Response 5: Thanks for your suggestions. The “2.5 Results and discussion” part in the first manuscript has been changed to “23. Results and discussion” part in the revision. Please check in line 137.The “3. Conclusion” part has been changed to “4. Conclusion” Part in line 279.
Comment 6: Regarding the synthesized particle size, it should be calculated and discussed between the XRD and FESEM results. For this purpose, it is recommended to study and refer to the appropriate source to calculate the crystallite size and particle size.
Response 6: Thanks for your suggestions. In the revision, the particle size was estimated using the Scherrer’s equation [X. Ai et al. Applied Surface Science 428 (2018) 788–792 as Ref 44]
The particle sizes basically agree with the results from the SEM as shown in Figure 2a. Please check lines 147-150.
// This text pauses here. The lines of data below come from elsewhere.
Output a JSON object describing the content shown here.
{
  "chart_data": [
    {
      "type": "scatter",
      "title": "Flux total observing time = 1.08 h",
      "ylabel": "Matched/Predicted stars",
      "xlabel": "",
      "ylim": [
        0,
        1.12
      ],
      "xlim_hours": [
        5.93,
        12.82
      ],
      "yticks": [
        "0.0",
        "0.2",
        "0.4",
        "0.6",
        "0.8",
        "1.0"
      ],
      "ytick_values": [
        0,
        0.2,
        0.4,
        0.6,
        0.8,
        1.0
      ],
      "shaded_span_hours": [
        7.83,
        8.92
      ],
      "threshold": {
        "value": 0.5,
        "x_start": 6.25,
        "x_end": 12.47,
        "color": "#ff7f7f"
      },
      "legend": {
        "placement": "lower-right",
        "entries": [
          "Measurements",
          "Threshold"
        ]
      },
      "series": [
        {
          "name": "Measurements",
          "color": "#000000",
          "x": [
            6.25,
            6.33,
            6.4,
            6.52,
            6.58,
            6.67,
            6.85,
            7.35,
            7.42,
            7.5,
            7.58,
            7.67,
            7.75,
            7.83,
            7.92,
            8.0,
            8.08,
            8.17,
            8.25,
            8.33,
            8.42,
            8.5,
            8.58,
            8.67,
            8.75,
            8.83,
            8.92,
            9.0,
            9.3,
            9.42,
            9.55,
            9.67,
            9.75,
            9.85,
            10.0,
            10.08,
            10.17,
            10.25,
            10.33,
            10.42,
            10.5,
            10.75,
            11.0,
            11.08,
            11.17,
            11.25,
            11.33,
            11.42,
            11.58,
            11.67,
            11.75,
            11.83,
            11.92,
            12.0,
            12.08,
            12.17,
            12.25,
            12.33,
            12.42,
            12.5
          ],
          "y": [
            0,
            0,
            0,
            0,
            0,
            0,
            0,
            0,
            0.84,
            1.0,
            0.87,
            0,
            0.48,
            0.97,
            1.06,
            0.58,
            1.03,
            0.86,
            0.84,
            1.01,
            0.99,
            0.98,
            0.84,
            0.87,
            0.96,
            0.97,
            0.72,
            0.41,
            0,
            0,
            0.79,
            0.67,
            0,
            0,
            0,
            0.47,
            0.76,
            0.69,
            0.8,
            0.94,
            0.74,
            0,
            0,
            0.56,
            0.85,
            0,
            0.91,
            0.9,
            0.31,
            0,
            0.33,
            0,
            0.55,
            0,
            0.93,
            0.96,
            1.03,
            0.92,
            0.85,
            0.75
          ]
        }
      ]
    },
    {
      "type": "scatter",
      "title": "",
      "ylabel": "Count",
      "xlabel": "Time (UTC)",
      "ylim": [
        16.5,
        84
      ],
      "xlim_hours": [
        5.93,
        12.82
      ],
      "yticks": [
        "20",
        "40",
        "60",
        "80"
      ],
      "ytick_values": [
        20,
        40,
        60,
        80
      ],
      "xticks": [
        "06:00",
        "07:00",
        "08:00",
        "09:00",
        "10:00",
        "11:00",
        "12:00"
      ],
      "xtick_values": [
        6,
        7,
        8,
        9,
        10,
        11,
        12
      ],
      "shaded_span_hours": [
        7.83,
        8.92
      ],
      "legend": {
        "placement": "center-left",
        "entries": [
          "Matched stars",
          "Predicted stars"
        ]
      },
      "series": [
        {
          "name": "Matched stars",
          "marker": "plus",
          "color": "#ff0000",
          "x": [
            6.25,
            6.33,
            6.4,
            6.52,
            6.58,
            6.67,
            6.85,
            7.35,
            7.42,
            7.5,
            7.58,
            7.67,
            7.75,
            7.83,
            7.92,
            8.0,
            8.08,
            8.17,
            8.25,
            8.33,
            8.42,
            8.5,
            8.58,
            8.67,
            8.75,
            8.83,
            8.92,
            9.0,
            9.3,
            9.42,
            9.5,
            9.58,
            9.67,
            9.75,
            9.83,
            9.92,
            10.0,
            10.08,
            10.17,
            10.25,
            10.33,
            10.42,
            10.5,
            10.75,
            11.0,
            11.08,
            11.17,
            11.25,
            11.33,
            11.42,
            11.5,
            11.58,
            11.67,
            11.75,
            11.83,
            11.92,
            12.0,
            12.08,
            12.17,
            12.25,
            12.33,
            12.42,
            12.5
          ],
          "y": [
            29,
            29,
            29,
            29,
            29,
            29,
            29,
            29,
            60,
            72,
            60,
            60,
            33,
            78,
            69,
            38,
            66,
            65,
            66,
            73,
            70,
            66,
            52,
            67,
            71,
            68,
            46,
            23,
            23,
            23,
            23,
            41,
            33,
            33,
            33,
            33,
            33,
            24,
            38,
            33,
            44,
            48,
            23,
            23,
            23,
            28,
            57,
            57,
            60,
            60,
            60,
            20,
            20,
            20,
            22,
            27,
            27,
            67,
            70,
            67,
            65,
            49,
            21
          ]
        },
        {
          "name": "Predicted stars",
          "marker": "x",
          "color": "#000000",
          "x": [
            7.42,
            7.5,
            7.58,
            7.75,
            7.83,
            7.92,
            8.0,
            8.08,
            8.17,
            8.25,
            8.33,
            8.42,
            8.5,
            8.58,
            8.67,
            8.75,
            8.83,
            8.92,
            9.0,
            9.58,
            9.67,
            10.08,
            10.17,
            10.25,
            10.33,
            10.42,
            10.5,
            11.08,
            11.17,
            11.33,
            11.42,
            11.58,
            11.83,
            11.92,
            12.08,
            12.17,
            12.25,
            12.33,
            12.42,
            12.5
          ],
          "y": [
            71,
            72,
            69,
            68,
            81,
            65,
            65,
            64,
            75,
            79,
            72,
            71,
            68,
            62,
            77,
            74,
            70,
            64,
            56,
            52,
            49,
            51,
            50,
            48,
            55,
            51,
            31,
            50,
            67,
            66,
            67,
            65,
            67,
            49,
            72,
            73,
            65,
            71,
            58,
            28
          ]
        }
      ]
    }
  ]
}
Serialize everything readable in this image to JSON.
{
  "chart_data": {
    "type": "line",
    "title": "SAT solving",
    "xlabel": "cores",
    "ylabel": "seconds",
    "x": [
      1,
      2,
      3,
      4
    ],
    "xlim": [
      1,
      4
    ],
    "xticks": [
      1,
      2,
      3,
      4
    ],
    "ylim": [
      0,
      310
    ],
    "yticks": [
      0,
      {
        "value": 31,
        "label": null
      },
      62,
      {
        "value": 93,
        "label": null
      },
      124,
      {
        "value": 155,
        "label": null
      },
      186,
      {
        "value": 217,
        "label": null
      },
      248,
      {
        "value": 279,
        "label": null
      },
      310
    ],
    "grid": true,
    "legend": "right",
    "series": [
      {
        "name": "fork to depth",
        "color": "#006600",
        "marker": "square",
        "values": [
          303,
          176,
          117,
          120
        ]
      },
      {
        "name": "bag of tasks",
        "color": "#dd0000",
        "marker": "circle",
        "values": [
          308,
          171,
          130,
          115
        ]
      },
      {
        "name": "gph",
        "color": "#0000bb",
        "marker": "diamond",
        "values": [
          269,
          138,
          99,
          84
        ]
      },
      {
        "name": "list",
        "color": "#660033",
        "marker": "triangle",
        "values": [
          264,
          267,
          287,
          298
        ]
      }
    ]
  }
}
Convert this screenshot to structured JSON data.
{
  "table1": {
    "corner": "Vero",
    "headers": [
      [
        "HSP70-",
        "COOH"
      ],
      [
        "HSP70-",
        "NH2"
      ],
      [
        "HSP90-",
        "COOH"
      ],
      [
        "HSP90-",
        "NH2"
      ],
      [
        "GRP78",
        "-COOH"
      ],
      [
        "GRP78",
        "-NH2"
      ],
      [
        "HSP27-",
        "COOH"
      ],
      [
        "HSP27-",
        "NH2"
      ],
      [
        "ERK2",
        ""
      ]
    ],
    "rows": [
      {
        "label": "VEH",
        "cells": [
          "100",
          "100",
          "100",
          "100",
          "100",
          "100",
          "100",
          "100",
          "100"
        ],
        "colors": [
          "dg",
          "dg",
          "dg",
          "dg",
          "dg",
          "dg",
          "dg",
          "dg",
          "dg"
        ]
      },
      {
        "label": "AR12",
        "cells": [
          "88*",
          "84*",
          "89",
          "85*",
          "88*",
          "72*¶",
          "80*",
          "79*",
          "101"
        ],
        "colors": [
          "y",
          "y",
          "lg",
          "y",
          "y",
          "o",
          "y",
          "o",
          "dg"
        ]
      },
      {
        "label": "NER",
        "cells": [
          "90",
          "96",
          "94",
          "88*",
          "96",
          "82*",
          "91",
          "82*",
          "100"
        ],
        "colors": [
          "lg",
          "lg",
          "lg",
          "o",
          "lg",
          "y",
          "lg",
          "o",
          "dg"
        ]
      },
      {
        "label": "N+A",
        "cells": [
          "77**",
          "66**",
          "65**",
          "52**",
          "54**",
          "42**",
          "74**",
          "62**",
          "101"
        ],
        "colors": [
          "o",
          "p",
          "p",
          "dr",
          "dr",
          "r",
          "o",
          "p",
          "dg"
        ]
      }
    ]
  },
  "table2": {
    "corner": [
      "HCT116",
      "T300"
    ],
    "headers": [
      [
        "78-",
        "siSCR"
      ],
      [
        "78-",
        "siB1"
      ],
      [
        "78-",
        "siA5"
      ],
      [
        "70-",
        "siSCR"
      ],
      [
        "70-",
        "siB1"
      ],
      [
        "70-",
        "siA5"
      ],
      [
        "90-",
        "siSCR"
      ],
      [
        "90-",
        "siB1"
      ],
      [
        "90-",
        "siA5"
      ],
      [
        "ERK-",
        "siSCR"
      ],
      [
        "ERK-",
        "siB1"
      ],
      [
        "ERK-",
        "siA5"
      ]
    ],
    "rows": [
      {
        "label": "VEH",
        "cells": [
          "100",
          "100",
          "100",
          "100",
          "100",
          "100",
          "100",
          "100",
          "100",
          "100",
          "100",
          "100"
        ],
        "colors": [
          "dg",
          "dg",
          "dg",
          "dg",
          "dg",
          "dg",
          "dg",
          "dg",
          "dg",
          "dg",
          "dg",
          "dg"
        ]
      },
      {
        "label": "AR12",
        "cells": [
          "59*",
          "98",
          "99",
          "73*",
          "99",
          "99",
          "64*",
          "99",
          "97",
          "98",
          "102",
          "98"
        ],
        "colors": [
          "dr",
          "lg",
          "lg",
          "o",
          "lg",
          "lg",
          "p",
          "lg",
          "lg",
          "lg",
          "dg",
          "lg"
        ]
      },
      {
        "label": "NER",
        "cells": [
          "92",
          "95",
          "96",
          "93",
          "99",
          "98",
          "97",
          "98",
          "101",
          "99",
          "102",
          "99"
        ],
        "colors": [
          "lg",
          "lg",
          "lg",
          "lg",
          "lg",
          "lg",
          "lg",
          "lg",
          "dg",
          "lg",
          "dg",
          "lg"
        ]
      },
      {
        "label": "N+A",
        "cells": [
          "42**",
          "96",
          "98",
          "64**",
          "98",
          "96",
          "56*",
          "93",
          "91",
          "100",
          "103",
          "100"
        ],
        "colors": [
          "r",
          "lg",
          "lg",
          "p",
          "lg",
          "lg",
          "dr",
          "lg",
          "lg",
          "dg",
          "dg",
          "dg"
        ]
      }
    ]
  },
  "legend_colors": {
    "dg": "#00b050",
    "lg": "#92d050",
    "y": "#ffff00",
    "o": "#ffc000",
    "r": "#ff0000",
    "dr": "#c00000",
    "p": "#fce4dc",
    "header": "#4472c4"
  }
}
We sincerely appreciate your time and effort to check our manuscript again.
Best regards
Instead of all co-authors for this submission by:
Xianmin Zhang, Ph.D.
Reviewer 5 Report
The manuscript was aimed at Enhancing photo-Fenton activity of SnO2/α-Fe2O3 composites, highlighting interesting results. However, minor comments listed below should be addressed:
- Abstract: the aim of this study should be stated.
- The novelty of this work should be emphasized at the end of the introduction to highlight the gap between the current study and previous studies.
- Have the authors performed statistical analyses of the obtained results? Please add a section for statistical analyses, demonstrating the employed software and adopted tests at the end of the methodology. Additionally, how many replicates have been done over the entire experiment? Please follow this article for this purpose and you could cite it (https://doi.org/10.3390/ijms222313050).
- Fig. 2: I could not view the results of the EDX chart, please improve it or add the results in a table.
- Fig. 5 and 6: please redraw these figures using means of at least three replicates with SD or SEM.
Author Response
In the revision, the result of the EDX chart was individually shown in Figure 2c to make it more clear.
The paper of [titled: Development of Polyvinyl Alcohol/Kaolin Sponges Stimulated by Marjoram as Hemostatic, Antibacterial, and Antioxidant Dressings for Wound Healing Promotion, published in [Int. J. Mol. Sci. 2021, 22(23), 13050] (https://doi.org/10.3390/ijms222313050)] has no relation with our present study. So we can not cite it and fell other suggestions are not suitable for the present study.
Round 2
Reviewer 2 Report
A proper response letter should be provided. A prompt reply is needed for all the questions.
Authors should check again the English (minor spell check required). Example-Line 170-EDS spectra or spectrum.
Reviewer 4 Report
As authors have performed an adequate revise, the manuscript might be accepted for publication in the journal of Materials.